POLICE have attached a house and two cars worth about R1 million belonging to an alleged Northdale drug kingpin.

The operation was carried out yesterday by members of the Hawks, the Asset Forfeiture Unit and the Pietermaritzburg organised crime unit while curious neighbours looked on.

Sathyanand (alias Sunil) Harrichand (47) was arrested last year after members of the Pietermaritzburg organised crime unit had carried out a six-month operation during which undercover officers bought drugs on 12 occasions at Harri­chand’s property.

He was arrested in August last year and is still in custody.

Police spokesperson Lieutenant Joey Jeevan said the property was attached because it was thought to provide a safe and secure environment to sell drugs and liquor.

Police believed the two cars had been bought with drug money because Harri­chand and his common-law wife, Ashika Maharaj, were not doing any legitimate work to earn money, she added.

Jeevan said three bank accounts belonging to Harrichand and Maharaj, who was present during the attachment of the property, had been frozen.
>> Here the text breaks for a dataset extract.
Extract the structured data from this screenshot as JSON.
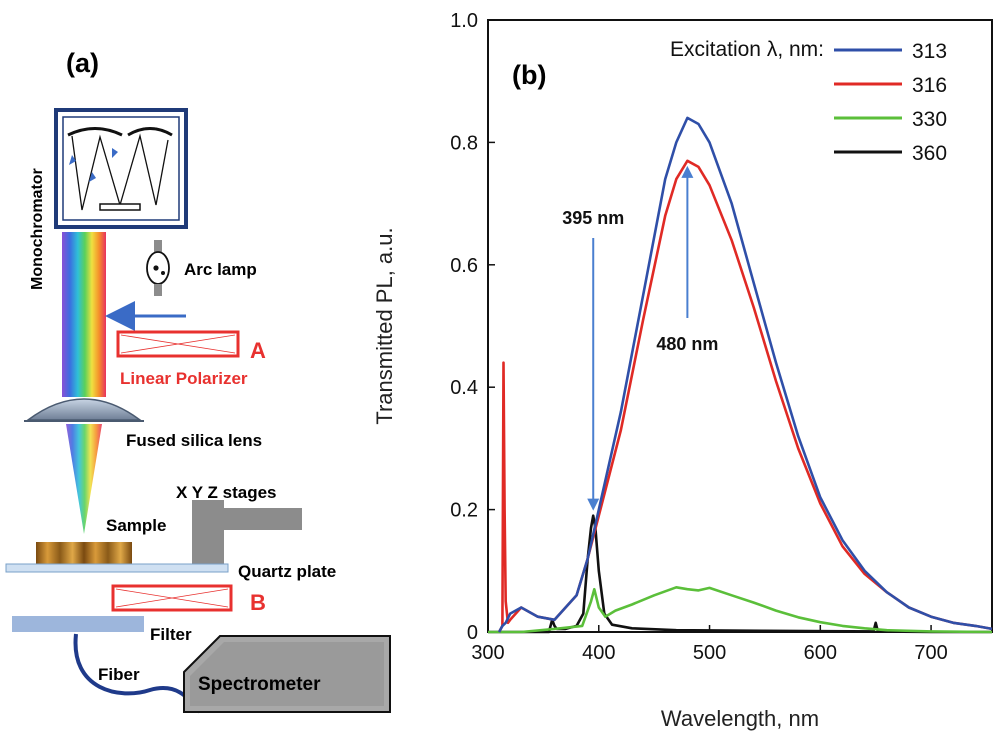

Said an angry Maharaj, who runs a crèche: “You always bring the media when you come to my house and this is ruining my business.”

Maharaj was given seven days in which to write an application giving reasons why the court should not attach the property and cars.

Police said Harrichand would appear in the Pietermaritzburg Magistrate’s Court on July 23.

He has six previous convictions for possession and/or dealing in drugs, a previous conviction for contravening the Liquor Act and is awaiting trial on two charges of contravening the Liquor Act and Drug Trafficking Act respectively.

Maharaj has a previous conviction for possession and/or dealing in drugs (36 pieces of cocaine).

Court papers filed in support of the application to have Harrichand’s assets attached reveal that Maharaj is the holder of a bank account with Nedbank that received unusual amounts in cash deposits made by either Maharaj or Harri­chand.

Police concluded that these payments “can be deemed to be deposits of the proceeds of drug dealing activity”. The amounts were relatively high compared to those which could be deemed to be the profits obtained from running a crèche.

Maharaj paid cash for the two vehicles, Jeevan said, when at the time she was unemployed and had no legitimate source of income, strengthening the case that the cars were purchased with proceeds of her and Harrichand’s drug dealing.